Baffled with why I’m not happy with manually ex- and importing, my contact at Pentaho suggested the REST API. If you’re still unsure if cyclic dependencies are a bad thing, try reading the API Documentation. And if you need to convince someone that generated documentation might be a bad idea, show him this overview. Spoiler: both fail to mention the actual address of the endpoint, which is http://localhost:8080/pentaho/api/repo/.... Luckily, there are people writing useful blog entries. And if you need a tool for trial-and-error, I recommend Insomnia.
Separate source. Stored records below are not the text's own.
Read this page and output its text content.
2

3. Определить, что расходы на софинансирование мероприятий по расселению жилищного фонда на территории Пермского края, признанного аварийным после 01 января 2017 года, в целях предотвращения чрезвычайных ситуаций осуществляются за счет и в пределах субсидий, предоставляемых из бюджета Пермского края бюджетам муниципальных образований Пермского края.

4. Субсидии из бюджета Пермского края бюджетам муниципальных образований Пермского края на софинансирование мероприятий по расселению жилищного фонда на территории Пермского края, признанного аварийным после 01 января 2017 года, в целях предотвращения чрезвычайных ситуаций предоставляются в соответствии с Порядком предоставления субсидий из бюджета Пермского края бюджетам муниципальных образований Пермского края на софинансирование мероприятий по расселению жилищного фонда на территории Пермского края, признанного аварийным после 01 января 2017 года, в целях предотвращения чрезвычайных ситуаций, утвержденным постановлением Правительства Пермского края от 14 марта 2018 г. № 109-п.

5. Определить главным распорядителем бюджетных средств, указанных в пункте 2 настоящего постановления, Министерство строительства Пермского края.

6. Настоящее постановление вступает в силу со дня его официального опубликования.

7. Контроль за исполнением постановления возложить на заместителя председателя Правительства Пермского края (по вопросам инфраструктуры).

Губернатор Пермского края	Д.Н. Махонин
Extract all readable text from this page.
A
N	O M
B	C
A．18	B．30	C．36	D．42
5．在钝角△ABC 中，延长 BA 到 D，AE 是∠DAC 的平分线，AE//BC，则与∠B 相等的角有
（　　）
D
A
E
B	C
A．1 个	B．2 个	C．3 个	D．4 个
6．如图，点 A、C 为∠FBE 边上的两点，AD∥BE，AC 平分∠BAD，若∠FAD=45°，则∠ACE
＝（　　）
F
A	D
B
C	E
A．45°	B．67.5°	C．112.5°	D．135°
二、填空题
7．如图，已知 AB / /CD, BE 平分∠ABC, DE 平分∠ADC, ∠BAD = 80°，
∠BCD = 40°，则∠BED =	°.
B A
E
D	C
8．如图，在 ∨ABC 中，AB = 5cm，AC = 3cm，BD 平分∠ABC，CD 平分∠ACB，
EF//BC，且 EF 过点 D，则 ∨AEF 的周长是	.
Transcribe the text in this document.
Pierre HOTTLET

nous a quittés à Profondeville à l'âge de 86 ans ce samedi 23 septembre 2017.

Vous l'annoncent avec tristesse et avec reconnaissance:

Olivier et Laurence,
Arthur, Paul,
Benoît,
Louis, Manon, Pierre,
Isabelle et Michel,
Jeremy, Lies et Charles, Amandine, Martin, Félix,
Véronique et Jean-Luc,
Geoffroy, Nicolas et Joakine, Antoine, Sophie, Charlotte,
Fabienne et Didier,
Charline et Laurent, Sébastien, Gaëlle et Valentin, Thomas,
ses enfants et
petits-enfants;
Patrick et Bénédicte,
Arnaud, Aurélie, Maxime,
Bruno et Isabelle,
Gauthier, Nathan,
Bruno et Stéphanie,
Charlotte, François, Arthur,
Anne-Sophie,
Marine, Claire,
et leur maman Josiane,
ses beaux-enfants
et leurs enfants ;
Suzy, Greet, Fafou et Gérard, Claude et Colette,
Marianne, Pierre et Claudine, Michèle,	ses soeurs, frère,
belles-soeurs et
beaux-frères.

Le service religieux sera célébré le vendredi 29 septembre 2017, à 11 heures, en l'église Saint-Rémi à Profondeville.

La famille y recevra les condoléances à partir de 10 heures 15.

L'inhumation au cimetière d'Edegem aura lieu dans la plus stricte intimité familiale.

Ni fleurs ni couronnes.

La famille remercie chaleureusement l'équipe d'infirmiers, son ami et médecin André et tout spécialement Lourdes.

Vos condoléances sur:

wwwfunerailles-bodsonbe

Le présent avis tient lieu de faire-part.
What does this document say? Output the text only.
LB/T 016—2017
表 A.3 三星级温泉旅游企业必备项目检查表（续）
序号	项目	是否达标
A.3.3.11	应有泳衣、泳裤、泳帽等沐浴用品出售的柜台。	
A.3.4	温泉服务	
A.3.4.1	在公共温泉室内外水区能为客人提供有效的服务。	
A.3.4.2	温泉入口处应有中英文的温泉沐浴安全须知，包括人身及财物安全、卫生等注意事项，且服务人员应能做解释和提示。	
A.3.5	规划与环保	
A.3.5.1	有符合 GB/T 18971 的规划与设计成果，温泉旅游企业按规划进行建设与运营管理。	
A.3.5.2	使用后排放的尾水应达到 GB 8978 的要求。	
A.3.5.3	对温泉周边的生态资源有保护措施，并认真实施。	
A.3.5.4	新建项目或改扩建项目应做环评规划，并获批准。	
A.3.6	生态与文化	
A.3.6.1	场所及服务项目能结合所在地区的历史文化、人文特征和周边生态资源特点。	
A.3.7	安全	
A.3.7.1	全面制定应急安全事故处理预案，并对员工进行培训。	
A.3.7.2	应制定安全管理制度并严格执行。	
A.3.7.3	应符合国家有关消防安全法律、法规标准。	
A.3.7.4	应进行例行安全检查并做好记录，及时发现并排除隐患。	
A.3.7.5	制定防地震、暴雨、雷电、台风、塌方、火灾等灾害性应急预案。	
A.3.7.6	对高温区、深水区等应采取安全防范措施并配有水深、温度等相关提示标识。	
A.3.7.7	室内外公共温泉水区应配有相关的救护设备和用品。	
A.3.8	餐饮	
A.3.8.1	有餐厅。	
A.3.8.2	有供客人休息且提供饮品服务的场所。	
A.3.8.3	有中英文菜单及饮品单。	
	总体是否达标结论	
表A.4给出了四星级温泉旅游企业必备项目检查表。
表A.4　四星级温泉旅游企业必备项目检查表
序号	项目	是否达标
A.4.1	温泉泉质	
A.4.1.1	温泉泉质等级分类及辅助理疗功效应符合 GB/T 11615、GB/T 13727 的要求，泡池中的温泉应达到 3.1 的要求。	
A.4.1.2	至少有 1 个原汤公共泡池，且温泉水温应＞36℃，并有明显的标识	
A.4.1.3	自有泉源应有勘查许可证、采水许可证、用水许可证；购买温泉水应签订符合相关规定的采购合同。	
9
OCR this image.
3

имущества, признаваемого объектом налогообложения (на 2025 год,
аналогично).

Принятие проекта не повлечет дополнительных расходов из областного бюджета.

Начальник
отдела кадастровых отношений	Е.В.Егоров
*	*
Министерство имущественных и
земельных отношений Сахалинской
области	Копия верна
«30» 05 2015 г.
Spending a lot of nerves, I crafted this beauty:

#!/bin/sh

source_url=$1
target_url=$2

echo "\033[1mDeploying from ${source_url} to ${target_url} \033[0m"
echo "\033[0;32mExporting backup…\033[0m"

# password encrypted via encr.sh
curl -H "Authorization: Basic EncryptedPassword" -H "Content-Type: application/json" -i ${source_url}api/repo/files/backup -o Backup.zip

echo "\033[0;32mUnzipping backup…\033[0m"
unzip -o -q Backup.zip

echo "\033[0;32mDeleting zip-file…\033[0m"
rm Backup.zip

echo "\033[0;32mDeleting home-folder…\033[0m"
rm -r home/

# delete everything you don't want to deploy

# add, commit and push to a git here

echo "\033[0;32mCreating new zip-file for deployment…\033[0m"
zip -r -q Backup.zip '_datasources/' 'etc/' 'exportManifest.xml' 'metastore.mzip' 'public/'

echo "\033[0;32mDeploying...\033[0m"
curl -H "Authorization: Basic EncryptedPassword" -H "Content-Type: multipart/form-data" -H "overwrite: true" -F "fileUpload=@Backup.zip" -i ${target_url}api/repo/files/systemRestore

echo "\033[0;32mCleaning up…\033[0m"
rm Backup.zip

Let’s look at our problem-list:

  • You cannot deploy single jobs - but single directories!
  • Every user needs to have access to production (no-go!) (this can be run on a server)
  • Nothing tracks what actually changed (you can automatically commit the xml file, the backup contains one for each job/transaction)
  • This needs way more than one click
  • The export does not contain schedules
  • Pentaho Suite is started twice and takes minutes (this accesses the repository server directly)

Okay, so this sounds pretty good! What’s the problem? It doesn’t work. The systemRestore endpoint happily takes all your data, answers 200: OK and does nothing. I was told, a ticket would be raised, but so far I haven’t seen any of it and the implementation also hasn’t changed.